Augusto desatendió la pregunta, y prosiguió:
—Una vez, toqué en presencia de un rey.
—¿Es posible?
—Ante el rey de la India. Era negro y tenía col millos. Estaba rodeado de antropófagos. Pero él y yo hicimos muy buenas migas. Tócame un baile, Augusto, me dijo.
—¿Cómo se llamaba?
—Kafavaripeilunglog.
—¡Vaya un nombre! ¡Horroroso!
—Así se llamaba —afirmó Augusto, creciéndose—. Kafavaripeilunglog. ¡Tendrías que haber visto los anillos que llevaba en las orejas! Le colgaban hasta los hombros y estaban labrados con dientes de sus enemigos.
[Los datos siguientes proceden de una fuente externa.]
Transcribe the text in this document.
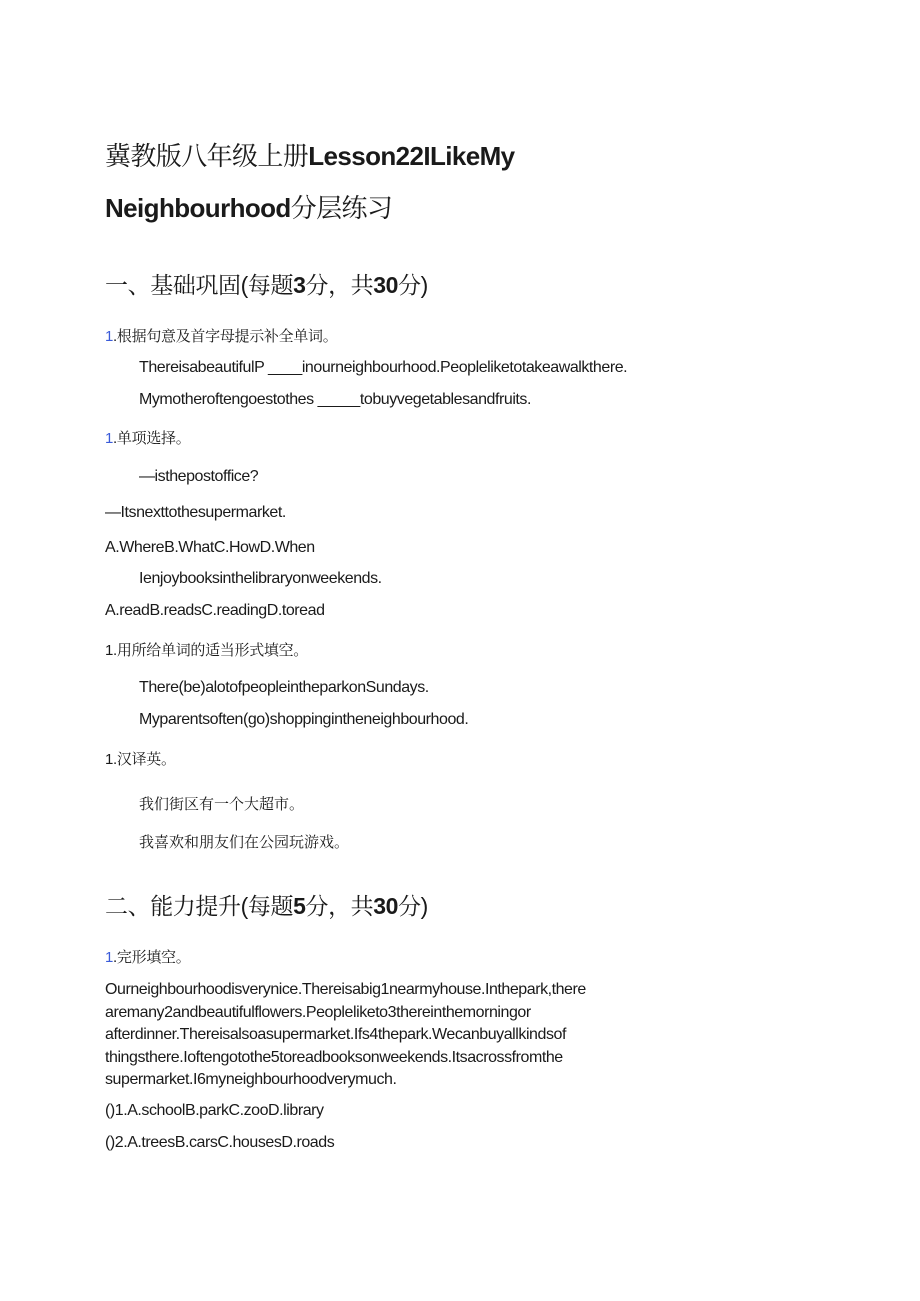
冀教版八年级上册Lesson22ILikeMy
Neighbourhood分层练习
一、基础巩固(每题3分，共30分)
1.根据句意及首字母提示补全单词。
ThereisabeautifulP ____inourneighbourhood.Peopleliketotakeawalkthere.
Mymotheroftengoestothes _____tobuyvegetablesandfruits.
1.单项选择。
—isthepostoffice?
—Itsnexttothesupermarket.
A.WhereB.WhatC.HowD.When
Ienjoybooksinthelibraryonweekends.
A.readB.readsC.readingD.toread
1.用所给单词的适当形式填空。
There(be)alotofpeopleintheparkonSundays.
Myparentsoften(go)shoppingintheneighbourhood.
1.汉译英。
我们街区有一个大超市。
我喜欢和朋友们在公园玩游戏。
二、能力提升(每题5分，共30分)
1.完形填空。
Ourneighbourhoodisverynice.Thereisabig1nearmyhouse.Inthepark,there aremany2andbeautifulflowers.Peopleliketo3thereinthemorningor afterdinner.Thereisalsoasupermarket.Ifs4thepark.Wecanbuyallkindsof thingsthere.Ioftengotothe5toreadbooksonweekends.Itsacrossfromthe supermarket.I6myneighbourhoodverymuch.
()1.A.schoolB.parkC.zooD.library
()2.A.treesB.carsC.housesD.roads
Le regalé mi acordeón.
—¿Le regalaste tu acordeón?
Augusto sonrió con picardía.
—Te diré la verdad, Eduardo, no se lo di de balde, así como así. A cambio de ello, me dio una porción de cajas llenas.
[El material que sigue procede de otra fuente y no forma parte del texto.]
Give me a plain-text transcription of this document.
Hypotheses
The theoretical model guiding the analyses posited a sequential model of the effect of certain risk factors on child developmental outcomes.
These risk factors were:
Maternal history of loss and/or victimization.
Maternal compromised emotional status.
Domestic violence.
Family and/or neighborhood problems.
Eduardo escuchaba absorto, sin acertar a comprender.
—¿Llenas de qué?
—No debes preguntarlo, pues no soy de los que tienen afición a darse postín —respondió Augusto—. Tampoco debes contar esto en casa. Aquellas cajas están en la capital de la India, aguardando que yo vaya a buscarlas.
—¡Nada de todo eso es verdad!
—¿Que no es verdad? ¿Acaso te mentí alguna vez? ¿Me creerás cuando hayas visto estas llaves? —dijo Augusto, sacando del bolsillo ocho llaves y un saca corchos.
Eduardo enmudeció de asombro. También esto lo había ocultado Augusto durante mucho tiempo. Le aguardaban ocho cajas en la India y ahora era la primera vez que los ojos de Eduardo contemplaban el llavero. Le fue forzoso rendirse a la evidencia.